To Kill a Mockingbird by Harper Lee
Essay by djdeeznutz • October 31, 2016 • Book/Movie Report • 898 Words (4 Pages) • 1,258 Views
Jacob Villar
Mr. Lehr
H English 9, Period 3
December 9, 2015
Mockingbird Essay
Throughout the novel “To Kill a Mockingbird” by Harper Lee, characters judge others before even knowing what it is like to be in another person’s position. Atticus says that “You never really understand a person until you consider things from his point of view… until you climb into his skin and walk around (Lee 30). This statement is a perfect example of Jem Finch’s thoughts and actions towards Boo Radley and Mrs.
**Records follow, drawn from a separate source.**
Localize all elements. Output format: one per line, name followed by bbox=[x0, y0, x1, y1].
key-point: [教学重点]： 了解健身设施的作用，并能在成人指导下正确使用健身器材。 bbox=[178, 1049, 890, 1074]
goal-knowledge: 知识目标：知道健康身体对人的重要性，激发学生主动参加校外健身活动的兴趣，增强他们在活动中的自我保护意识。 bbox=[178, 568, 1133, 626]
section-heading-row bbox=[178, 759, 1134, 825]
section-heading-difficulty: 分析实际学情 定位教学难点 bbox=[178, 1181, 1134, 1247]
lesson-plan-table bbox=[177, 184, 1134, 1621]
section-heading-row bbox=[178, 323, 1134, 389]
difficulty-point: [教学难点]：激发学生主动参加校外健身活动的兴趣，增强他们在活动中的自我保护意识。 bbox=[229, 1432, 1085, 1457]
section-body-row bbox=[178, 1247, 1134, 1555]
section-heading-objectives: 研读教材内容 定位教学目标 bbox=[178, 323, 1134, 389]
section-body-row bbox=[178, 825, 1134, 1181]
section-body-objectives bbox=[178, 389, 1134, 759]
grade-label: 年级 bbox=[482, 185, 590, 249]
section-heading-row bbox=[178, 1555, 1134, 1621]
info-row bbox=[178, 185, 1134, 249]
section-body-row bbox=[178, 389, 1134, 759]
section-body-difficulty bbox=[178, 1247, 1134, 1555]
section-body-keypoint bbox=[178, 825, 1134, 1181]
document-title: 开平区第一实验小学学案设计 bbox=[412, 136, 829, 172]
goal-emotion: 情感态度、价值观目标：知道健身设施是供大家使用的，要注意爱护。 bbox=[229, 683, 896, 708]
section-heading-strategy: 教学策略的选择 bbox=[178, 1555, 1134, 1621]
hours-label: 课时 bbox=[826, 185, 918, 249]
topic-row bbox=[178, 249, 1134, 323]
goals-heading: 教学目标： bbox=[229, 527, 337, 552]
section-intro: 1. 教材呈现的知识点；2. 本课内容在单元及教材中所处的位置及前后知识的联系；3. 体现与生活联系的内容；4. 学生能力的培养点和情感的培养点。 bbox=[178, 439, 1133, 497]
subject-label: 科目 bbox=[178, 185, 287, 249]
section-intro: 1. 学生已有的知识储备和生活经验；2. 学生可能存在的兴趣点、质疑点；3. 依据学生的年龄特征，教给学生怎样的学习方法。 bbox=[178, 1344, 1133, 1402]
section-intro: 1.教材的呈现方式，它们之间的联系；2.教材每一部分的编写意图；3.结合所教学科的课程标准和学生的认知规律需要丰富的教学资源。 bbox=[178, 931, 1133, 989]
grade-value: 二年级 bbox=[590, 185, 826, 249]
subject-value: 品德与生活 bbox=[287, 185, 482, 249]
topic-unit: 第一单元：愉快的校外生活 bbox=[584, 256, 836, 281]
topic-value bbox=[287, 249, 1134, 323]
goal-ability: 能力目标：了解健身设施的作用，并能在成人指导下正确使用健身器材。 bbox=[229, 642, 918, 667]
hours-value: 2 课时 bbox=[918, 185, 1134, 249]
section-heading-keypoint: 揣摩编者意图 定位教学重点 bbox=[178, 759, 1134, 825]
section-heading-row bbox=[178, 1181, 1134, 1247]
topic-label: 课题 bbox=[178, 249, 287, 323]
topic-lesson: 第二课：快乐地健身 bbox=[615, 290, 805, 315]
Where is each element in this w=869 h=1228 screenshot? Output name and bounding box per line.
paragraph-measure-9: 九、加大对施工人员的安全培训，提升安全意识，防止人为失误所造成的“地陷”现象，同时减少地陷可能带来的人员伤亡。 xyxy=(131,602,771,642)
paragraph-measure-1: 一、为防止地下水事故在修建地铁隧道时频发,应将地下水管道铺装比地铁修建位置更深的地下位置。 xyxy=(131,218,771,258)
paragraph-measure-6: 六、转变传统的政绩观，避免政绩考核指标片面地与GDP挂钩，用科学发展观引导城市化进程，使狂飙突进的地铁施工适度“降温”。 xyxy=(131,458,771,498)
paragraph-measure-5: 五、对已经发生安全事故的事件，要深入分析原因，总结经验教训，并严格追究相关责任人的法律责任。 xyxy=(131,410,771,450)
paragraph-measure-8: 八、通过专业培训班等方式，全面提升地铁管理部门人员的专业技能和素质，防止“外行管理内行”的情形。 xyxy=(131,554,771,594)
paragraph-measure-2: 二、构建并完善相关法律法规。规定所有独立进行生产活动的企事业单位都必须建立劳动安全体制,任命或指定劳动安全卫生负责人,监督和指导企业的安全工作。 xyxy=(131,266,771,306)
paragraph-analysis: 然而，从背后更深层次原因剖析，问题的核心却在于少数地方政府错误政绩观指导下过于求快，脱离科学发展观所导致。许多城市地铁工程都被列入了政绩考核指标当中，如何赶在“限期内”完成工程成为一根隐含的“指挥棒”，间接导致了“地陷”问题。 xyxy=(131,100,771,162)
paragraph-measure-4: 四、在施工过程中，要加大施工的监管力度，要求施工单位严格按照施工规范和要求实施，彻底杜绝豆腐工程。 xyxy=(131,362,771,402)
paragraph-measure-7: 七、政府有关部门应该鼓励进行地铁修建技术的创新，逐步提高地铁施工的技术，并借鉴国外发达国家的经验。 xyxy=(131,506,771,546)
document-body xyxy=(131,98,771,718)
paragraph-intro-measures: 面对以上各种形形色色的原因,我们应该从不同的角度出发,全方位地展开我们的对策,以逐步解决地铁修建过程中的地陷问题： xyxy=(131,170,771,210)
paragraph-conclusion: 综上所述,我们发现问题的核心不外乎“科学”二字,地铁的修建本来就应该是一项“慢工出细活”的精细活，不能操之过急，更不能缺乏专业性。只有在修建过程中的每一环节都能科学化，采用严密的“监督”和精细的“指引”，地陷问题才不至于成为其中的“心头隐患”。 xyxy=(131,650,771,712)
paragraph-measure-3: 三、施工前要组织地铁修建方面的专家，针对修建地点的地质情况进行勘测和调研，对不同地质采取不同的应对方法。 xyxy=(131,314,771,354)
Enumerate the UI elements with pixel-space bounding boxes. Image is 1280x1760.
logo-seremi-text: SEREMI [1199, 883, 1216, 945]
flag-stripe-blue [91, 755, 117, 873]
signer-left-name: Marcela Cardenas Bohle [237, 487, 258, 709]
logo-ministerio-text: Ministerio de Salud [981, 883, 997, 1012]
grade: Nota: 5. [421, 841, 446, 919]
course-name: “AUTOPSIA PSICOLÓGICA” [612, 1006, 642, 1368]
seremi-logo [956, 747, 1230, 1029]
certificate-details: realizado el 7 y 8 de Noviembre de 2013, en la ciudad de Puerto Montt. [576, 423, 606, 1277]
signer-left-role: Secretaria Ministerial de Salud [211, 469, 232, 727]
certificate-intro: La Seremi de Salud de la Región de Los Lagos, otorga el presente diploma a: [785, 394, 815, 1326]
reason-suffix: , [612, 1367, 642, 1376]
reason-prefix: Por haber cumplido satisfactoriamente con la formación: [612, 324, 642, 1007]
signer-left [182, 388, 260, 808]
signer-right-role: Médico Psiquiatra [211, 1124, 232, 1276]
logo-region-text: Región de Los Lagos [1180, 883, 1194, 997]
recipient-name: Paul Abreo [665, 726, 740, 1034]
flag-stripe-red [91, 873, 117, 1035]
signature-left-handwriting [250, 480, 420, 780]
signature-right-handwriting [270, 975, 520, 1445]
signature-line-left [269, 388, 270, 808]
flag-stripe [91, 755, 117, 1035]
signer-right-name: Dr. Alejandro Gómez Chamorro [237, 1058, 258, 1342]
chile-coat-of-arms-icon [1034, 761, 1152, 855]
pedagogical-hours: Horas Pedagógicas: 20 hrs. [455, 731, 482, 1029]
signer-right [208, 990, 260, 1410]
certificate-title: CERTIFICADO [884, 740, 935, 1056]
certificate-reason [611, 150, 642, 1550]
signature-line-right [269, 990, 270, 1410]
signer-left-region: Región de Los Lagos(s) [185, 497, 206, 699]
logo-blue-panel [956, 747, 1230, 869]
Dubose. Jem’s experiences with Boo Radley and Mrs. Dubose change his feelings from hate and negativity to respect and sympathy. Jem soon fully realizes that his feelings were unjust and that Boo and Mrs. Dubose are normal people.
Jem’s perspective on Boo Radley changes from Boo being a monster, to him being a regular person like everyone else in Maycomb. Initially, Jem hears myths about Boo Radley that give him a negative impression on Boo. One myth is that Boo is a malevolent phantom whose breath froze people’s azaleas (8 & 9). Later on, some events occur that start to change Jem’s opinion on who Boo Radley is. One such event would be when Jem, Scout, and Dill are outside the Radley house, and a shadowed figure that is thought to be Boo Radley scares them off (53). Jem, who was fearful at the time, left his pants at the Radley house. However, Jem later returned to find his pants folded and waiting for him, and this makes Jem start to realize that this was Boo Radley’s doing and that he is not a monster (58). Finally Jem’s thoughts and ideas on Boo Radley become completely opposite to what it was before after he and Scout start receiving gifts found in a knot-hole in a tree at the Radley Place. The gifts included dolls, pennies, and pieces of gum. One day, Scout and Jem return to see the knot-hole filled with cement, which causes Jem to cry because he is now fully convinced that Boo Radley was trying to reach out and meet him and Scout (62 & 63). In the end Atticus’s words show how Jem wrongly thought of Boo Radley as a monster, and how over time, he begins to see things from Boo’s point of view.
Jem’s opinion on Mrs. Dubose is that she is a nasty, racist, and cranky old woman. However, Jem experiences a similar transition from hate to sympathy as he did with Boo Radley. When Jem and Scout tried going to town by passing through Mrs. Dubose’s house, they would be “raked by her wrathful gaze, subjected to ruthless interrogation regarding our behavior, and given a melancholy prediction of what we would amount to when we grew up, which was nothing” (102). This caused Jem and Scout to start hating Mrs. Dubose, although Atticus tells Jem to keep his feelings inside and to try not to provoke Mrs. Dubose. The day after Jem’s birthday, he and Scout encounter Mrs. Dubose, who immediately begins to yell at the two children (104). However, when Mrs. Dubose begins to talk about how Atticus is defending a Negro in court, this stirs even more hatred within Jem, and results in him destroying Mrs. Dubose’s garden (106). After this happens, Jem is forced to read to Mrs. Dubose for a month. While Jem would read to Mrs. Dubose, she would correct the mistakes he made while he would be reading, and Jem and Scout would leave once the alarm clock went off (111). When Jem is finally finished with reading to Mrs. Dubose for a month, she tells him that he can leave. Later on, Atticus receives a phone call, and tells Jem and Scout that he is heading to Mrs. Dubose’s house. Upon returning, Atticus explains to his children that Mrs. Dubose had died, and that she was addicted to the drug morphine (114). Atticus continues, saying that before Mrs. Dubose died, she wanted to break her addiction to the drug, and this was the purpose of Jem reading to her for a month. Atticus tells him that the fits were only caused because of the drugs, and that Mrs. Dubose was the bravest person he ever knew. Jem’s thoughts of hatred soon turn to sympathy as he sees that Mrs. Dubose’s anger was not actually her, but a cause of her trying to break the addiction of morphine. These feelings make Jem realize that Mrs. Dubose was another person that he just misunderstood.